ALLÂH… Öyle bir isimdir ki… “Ulûhiyet”e işaret eder! “Ulûhiyet” hem “HÛ” ismi ile işaret edilen “Mutlak Zât” anlamını içerir; hem de “Zatî” İlim mertebesinde, ilmiyle ilmini seyir anlamında oluşmuş, “nokta”lar âlemlerini, her bir “nokta”yı oluşturan kendine özgü “Esmâ” mertebelerine işaret eder! “Zât”ı itibarıyla, “şey”in ayrı, “Esmâ”sı itibarıyla “şey”in aynı olan Allâh ismiyle işaret edilen; âlemlerden Ğaniyy ve benzeri olmayandır! Bu yüzdendir ki, “şey”i ve fiillerini Esmâ’sıyla yaratan Allâh ismiyle işaret edilen, Kur’ân-ı Kerîm’de “BİZ” işaretini kullanmaktadır. “Şey”de kendisinin gayrı yoktur! Bu konuda çok iyi anlaşılması gereken husus şudur: “Şey”den söz ettiğimizde “şey”in zâtı derken onun varlığını oluşturan “Esmâ mertebesinden” söz ederiz. “Şey”in zâtı hakkında tefekkür edilir, konuşulur. Allâh adıyla işaret edilenin Zâtı hakkında ise konuşmak muhaldir; yani kesinlikle olanaksızdır! Çünkü Esmâ özelliğinden meydana gelmişin, mutlak Zât hakkında fikir yürütmesi, “vahiy” yollu gelmiş bilgi ile dahi olsa -ki bu da olanaksızdır- mümkün olmaz! İşte bunu anlatmak sadedinde yolun sonu “hiç”likte biter, denmiştir!

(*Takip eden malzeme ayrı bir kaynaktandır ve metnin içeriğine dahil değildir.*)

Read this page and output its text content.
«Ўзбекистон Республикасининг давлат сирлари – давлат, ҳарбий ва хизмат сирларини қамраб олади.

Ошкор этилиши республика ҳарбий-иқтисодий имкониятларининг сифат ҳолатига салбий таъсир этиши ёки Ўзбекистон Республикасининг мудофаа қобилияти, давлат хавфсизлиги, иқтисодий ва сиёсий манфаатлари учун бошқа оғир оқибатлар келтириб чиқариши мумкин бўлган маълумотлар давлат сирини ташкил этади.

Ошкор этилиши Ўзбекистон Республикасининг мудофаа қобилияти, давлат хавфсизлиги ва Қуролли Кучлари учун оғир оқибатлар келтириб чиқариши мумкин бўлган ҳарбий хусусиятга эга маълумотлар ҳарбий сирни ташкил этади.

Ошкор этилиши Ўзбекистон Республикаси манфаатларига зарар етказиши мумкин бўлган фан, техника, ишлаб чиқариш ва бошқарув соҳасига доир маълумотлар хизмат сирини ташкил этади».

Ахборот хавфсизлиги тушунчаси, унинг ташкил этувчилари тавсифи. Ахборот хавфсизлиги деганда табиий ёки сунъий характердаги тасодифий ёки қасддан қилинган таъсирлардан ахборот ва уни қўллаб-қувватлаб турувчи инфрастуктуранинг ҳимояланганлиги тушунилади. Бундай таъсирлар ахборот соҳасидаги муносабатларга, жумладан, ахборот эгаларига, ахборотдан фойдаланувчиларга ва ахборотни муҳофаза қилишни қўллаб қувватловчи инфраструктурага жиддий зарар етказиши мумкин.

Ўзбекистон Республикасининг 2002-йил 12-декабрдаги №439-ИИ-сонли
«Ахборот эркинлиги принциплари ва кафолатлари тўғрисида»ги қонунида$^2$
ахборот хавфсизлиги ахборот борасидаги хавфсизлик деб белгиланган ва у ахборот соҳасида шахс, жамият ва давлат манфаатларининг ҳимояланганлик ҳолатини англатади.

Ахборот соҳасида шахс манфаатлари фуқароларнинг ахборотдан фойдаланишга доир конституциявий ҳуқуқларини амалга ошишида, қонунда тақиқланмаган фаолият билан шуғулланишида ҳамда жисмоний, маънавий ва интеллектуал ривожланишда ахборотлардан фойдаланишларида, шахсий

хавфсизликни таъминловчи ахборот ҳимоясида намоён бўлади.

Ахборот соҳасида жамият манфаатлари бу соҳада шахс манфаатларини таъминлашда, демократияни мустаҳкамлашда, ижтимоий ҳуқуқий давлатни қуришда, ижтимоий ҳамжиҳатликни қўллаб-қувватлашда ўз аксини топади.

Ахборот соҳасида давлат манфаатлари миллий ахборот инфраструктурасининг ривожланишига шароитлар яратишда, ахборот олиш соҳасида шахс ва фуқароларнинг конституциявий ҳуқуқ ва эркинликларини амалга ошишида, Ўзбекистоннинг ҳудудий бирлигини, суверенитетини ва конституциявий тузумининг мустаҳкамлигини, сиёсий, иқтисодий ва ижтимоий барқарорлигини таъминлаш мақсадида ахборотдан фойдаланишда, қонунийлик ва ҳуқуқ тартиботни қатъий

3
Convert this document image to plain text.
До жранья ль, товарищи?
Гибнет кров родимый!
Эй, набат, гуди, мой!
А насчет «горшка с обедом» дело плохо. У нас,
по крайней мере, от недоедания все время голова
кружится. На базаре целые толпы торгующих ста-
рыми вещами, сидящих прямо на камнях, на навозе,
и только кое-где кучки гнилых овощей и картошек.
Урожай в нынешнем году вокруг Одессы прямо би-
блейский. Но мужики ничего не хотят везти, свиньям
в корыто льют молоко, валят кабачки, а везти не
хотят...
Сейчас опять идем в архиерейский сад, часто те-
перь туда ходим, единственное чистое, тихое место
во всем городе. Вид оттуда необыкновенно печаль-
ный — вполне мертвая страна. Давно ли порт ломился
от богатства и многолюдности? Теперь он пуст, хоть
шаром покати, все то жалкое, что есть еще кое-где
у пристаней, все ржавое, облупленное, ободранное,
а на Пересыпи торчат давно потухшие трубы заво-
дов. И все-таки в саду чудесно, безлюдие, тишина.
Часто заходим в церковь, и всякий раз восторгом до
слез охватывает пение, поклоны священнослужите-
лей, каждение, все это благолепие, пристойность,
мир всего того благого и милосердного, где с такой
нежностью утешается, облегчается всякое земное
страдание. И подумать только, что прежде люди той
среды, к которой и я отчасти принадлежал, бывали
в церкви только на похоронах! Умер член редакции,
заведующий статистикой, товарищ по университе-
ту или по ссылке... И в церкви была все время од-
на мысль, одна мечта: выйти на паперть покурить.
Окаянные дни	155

HÛ… “HÛ’vAllâhulleziy lâ ilâhe illâ HÛ”! İster vahiy yollu gelsin, ister bilinç yollu üzerine eğilinsin, algılanan her “şey”in hakikatinin derûnu… Öylesine ki; Ekberiyet tecellisi sonucu önce “haşyeti”, sonucu olarak da “hiç”liği yaşatır ve bu yüzden de O’nun hakikatine erişilemez! “Basîretler ona ulaşmaz!” Mutlak bilinmezliğe ve kavranılmazlığa işaret ismidir! Nitekim “ALLÂH” dâhil tüm isimler “HÛ”ya bağlı geçer Kurân’da! “HU ALLÂHu EHAD”, “HU’ver Rahmânur Rahıym”, “Hu’vel’Evvelu vel’Ahıru vez’Zahiru vel’Batın”, “HU’vel Aliyyül Aziym”, “HU’ves Semiy’ul Basıyr” ve Haşr Sûresi’nin son üç âyeti gibi! Bu arada şunu da bir diğer okunuş şekli itibarıyla fark ederiz ki, isimlerin öncesindeki “HÛ” ismi işaretiyle önce tenzih vurgulaması yapılır, sonra da söz edilen isimlerle teşbihe işaret edilir. Bu da hiçbir zaman gözden kaçırılmaması gereken bir işarettir.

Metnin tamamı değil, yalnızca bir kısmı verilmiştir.